Soweit die Klägerin ihren Schaden aus den vorgenannten Vereinbarungen unter Vorlage der Anlage K 17 beziffert hat, hat sie ihn mit insgesamt 868.654 € angegeben.

Die Klägerin hat in erster Instanz unter anderem beantragt, die Beklagte zu verurteilen, an die Klägerin einen Betrag von 868.654 € nebst Zinsen zu zahlen. Das Landgericht hat die Klage abgewiesen. Auf die Berufung der Klägerin hat das Berufungsgericht das Urteil des Landgerichts abgeändert und die Beklagte unter Klageabweisung im Übrigen verurteilt, an die Klägerin 169.098,29 € nebst Zinsen zu bezahlen.

Gegen die Nichtzulassung der Revision haben sowohl die Beklagte als auch die Klägerin Beschwerde eingelegt, wobei die Klägerin die Beschwerdeeinlegung beschränkt hat auf den Schadensersatzanspruch wegen der Vereinbarung eines weiteren Rabatts in Höhe von 4 %, der vom Berufungsgericht falsch berechnet worden sei.

Die Beklagte beantragt,

die Revision gegen das Urteil des Berufungsgerichts zuzulassen, soweit die Beklagte verurteilt wurde, an die Klägerin 169.098,29 € nebst Zinsen zu zahlen.

Die Klägerin beantragt,

die Revision gegen das Berufungsurteil zuzulassen, soweit die Berufung der Klägerin in Höhe eines Betrags von 227.129,34 € nebst Zinsen zurückgewiesen worden ist.

II.

Das Berufungsgericht hat, soweit im Beschwerdeverfahren von Bedeutung, im Wesentlichen Folgendes ausgeführt:

Die von der Klägerin geltend gemachten Ansprüche bestünden nur insoweit, als die Klage auf die Vereinbarung eines weiteren Nachlasses von 4 % gestützt werde.

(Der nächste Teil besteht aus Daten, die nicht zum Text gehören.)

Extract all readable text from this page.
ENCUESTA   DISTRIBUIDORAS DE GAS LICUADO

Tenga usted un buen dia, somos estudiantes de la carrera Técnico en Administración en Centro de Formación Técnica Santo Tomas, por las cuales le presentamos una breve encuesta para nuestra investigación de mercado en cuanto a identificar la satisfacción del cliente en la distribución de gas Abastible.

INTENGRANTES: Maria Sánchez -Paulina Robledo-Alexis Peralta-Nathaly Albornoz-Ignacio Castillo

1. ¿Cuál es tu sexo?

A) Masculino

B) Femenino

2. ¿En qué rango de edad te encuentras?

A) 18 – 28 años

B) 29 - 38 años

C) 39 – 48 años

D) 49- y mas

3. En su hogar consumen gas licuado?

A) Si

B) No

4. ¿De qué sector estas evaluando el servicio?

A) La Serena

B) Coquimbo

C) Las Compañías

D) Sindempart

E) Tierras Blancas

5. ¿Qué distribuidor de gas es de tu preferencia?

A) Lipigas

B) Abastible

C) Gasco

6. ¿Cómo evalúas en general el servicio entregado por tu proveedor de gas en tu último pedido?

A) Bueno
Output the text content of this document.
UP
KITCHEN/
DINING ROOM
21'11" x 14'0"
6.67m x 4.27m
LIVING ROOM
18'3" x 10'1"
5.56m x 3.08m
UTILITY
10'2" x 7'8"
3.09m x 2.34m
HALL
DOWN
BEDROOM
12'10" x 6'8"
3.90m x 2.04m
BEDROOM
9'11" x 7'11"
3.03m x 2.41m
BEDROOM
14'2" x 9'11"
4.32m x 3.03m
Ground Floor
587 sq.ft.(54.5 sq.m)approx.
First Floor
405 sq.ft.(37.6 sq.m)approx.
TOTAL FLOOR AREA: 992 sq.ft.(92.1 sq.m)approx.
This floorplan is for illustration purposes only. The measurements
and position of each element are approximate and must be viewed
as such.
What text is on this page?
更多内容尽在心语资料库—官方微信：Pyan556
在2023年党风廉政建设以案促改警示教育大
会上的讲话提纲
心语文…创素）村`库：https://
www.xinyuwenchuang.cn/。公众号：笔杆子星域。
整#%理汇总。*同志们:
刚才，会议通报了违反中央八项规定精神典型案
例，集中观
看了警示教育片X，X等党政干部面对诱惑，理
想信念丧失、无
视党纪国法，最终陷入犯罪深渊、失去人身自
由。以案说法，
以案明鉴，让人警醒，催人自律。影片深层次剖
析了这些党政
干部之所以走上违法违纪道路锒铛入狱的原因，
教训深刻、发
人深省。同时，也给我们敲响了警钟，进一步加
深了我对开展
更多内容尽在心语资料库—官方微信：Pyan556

Der am 28. Juli 2010 geschlossene Vertriebsvertrag sei nicht nach §§ 134 , 138 BGB nichtig. Auch der Tatbestand des § 266 StGB sei durch die bei Vertragsschluss Handelnden nicht erfüllt. Ansprüche aus § 823 Abs. 1 , Abs. 2 BGB oder § 826 BGB bestünden daher nicht.

Ein Schadensersatzanspruch bestehe allerdings insoweit, als der Beklagten durch Herrn R. Ende Oktober 2010 ein weiterer Rabatt in Höhe von 4 % gewährt worden sei.

Angesichts dessen, dass sich Herr R. Mitte Oktober 2010 an einem Konkurrenzunternehmen beteiligt gehabt habe, bestünden keine vernünftigen Zweifel daran, dass die Gewährung eines Preisnachlasses von weiteren 4 % für die Beklagte nicht im Interesse der Klägerin erfolgt sei. Herr R. sei angesichts des teilweise bereits in die Tat umgesetzten Wechsels ins Lager der Beklagten Ende Oktober 2010 offensichtlich nicht mehr in der Lage gewesen, Entscheidungen pflichtgemäß im Interesse der Klägerin zu treffen. Die Gewährung eines weiteren Nachlasses zugunsten der Beklagten sei daher treuwidrig "hinter dem Rücken" der Klägerin und zu deren Schaden erfolgt. Die Absprache sei sittenwidrig (§ 138 Abs. 1 BGB ) und daher nichtig. All dies sei der Beklagten in Person ihres Geschäftsführers T. auch bewusst gewesen.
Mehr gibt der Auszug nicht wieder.